As talented as Sandberg is — when watching Lights Out, you won't believe it's his first feature — DiPersia and I couldn't help but touch on producer James Wan, with his attachment to the film giving DiPersia a certain sense of ease:
"A lot of horror can get a little bit campy, and with James's stuff you don't get that. You get great actors and actresses, just great casts. Nothing against the genre, but it can be cheesy. ... Obviously it wasn't a movie directed by James, but he's got his hands on it and he gave input."
We both marveled at Wan's intuition and cinematic eye, and his unwavering journey to make his first film Saw. After discussing the journey of one internet sensation, I pitched the idea of a Pokémon Go horror film, with the mobile game currently sweeping the world.
"It could be scary, it could definitely be scary. I don't think I'm quite millennial enough to know exactly what's going on, but I've seen enough on the internet to know that Nintendo is now worth $19 billion."

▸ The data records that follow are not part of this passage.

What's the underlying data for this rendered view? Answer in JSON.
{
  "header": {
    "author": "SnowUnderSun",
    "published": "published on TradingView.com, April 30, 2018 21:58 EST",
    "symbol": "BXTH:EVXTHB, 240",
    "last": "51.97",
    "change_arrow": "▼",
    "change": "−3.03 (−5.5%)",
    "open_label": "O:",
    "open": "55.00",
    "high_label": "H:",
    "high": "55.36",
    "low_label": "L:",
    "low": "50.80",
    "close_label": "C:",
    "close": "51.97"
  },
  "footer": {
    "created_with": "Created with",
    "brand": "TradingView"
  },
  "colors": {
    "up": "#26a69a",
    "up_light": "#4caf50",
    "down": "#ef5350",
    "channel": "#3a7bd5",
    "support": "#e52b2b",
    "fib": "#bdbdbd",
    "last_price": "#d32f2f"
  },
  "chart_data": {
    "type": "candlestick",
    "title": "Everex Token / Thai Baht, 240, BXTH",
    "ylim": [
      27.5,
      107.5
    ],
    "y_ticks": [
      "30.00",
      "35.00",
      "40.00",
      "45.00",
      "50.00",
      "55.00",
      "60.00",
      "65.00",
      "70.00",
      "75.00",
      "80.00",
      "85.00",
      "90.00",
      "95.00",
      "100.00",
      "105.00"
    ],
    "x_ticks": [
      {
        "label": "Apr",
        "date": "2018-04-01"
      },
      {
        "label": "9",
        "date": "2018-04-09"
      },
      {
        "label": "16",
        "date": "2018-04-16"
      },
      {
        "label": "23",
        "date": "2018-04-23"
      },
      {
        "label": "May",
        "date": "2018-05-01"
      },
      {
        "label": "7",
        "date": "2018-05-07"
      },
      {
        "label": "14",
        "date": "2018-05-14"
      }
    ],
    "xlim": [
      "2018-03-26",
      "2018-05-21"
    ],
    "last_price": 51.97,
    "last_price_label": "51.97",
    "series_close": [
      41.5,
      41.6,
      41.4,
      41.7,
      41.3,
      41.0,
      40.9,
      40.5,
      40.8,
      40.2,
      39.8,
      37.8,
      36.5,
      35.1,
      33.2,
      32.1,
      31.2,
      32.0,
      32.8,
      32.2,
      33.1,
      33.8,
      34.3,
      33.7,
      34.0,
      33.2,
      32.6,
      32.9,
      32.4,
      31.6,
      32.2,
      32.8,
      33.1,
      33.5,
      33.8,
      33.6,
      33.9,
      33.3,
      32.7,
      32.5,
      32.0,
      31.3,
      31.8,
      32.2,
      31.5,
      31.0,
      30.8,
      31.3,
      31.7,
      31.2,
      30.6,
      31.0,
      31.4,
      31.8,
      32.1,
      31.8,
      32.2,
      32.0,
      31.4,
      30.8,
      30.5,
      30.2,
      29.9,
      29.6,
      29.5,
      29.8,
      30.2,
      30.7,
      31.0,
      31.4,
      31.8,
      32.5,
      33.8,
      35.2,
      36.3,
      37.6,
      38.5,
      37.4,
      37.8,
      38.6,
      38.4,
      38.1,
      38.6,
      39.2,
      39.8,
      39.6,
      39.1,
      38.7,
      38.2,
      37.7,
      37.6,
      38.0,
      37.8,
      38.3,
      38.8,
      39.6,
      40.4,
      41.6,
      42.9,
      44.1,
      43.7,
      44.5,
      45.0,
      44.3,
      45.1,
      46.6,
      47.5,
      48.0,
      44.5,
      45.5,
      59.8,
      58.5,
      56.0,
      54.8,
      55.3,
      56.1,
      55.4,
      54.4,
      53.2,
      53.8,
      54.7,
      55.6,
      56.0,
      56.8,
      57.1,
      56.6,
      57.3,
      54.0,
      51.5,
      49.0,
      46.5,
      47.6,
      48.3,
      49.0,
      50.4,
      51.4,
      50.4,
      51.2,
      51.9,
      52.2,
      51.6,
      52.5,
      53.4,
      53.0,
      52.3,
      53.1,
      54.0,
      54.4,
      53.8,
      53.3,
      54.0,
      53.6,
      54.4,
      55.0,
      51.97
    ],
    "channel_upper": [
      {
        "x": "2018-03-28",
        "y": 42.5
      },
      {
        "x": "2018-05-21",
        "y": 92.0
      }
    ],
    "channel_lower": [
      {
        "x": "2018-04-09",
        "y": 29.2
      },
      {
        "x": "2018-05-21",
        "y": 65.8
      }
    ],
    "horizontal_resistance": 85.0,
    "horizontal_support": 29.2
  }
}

Indulging my silly horror film ideas, DiPersia then told me about his current project, Good Girls Revolt, a TV series about the publishing industry set in the 1960s, in which he plays a Vietnam War veteran. Describing the series as "a far cry from Lights Out," DiPersia is nonetheless excited to be a part of the innovative original series produced by Amazon. And as our conversation comes to a close, I couldn't resist teasing him a bit , dishing advice on facing his first Comic-Con ("I'll be the one dressed like Chewbacca," he jokes) and inquiring as to what scares him now as an adult.
"I mean, literally the same things. At least, beyond terrorism and everything on the news."
Fair point. With a real world that's so scary, sometimes a film like Lights Out, as spooky as it is, is a welcome diversion. Fans at Comic-Con will get to enjoy that diversion this week during a screening of Lights Out on the 20th, while the rest of the world can get their scream on this Friday, the 22nd of July. Those with a sincere fear of the dark, consider yourself forewarned.